Studies have shown that it takes much less exposure to amphibole asbestos to cause cancer.
It is estimated that around 30,000 people worldwide will have been diagnosed with mesothelioma cancer by the end of 2019.
The latest figures show that in 2018 the number of deaths worldwide from mesothelioma was 18,332 deaths in men and there were 7,244 deaths in women. The total number of deaths was 25,576.
Those figures are just for mesothelioma deaths alone…..
Collectively, the World Health Organization estimates that 107,000 people die every year across the world from asbestos-related diseases such as mesothelioma, asbestosis and asbestos lung cancer.
In the UK alone, the Health and Safety Executive estimates the total number of asbestos-related deaths to be around 5,000 deaths per year.
All forms of asbestos including white asbestos have been banned from being imported and used within manufacturing in more than 55 countries around the world.
This includes Japan, Australia and all countries in the European Union.
Iceland was the first to ban asbestos imports due to health concerns in 1983, and Sweden soon followed suit.
Germany banned asbestos in 1992 and the UK eventually banned asbestos in 1999.
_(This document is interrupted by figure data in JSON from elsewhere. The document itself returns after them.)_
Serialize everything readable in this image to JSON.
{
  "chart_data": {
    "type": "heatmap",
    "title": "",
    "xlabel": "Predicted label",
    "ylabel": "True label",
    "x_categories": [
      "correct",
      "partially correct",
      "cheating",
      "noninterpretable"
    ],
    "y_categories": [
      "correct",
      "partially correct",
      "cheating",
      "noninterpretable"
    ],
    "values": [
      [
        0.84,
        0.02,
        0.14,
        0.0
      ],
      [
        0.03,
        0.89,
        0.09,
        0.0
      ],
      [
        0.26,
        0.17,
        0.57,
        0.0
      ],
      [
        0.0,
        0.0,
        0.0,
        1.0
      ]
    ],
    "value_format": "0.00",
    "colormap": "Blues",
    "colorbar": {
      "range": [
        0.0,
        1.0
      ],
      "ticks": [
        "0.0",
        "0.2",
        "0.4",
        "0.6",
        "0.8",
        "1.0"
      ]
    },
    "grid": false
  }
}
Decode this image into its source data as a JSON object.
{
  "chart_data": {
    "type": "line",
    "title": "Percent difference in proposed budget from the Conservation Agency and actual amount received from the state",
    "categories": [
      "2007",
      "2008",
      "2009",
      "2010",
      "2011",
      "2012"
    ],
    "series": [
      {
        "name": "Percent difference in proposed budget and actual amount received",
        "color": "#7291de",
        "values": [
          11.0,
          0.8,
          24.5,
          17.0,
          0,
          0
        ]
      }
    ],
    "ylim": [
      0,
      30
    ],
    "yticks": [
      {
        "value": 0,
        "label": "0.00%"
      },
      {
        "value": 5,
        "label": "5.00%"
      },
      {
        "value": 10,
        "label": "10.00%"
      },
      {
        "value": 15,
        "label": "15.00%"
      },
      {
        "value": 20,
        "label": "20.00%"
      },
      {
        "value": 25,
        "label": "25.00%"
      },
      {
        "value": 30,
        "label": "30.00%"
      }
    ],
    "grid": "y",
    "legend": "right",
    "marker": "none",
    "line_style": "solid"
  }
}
However, it continues to be used around the world, particularly in Asia and Russia, and in small amounts in the US.
Although asbestos has not been banned in the US, consumption did decrease from 668, 000 tonnes in 1970 to 359, 000 tonnes in 1980, 32, 000 tonnes in 1990, 11, 000 tonnes in 2000 and 10,000 tonnes in 2010.
Duty holders and employers have a legal responsibility to manage asbestos in their properties, carrying out an asbestos survey in their buildings so as not to put employees at risk.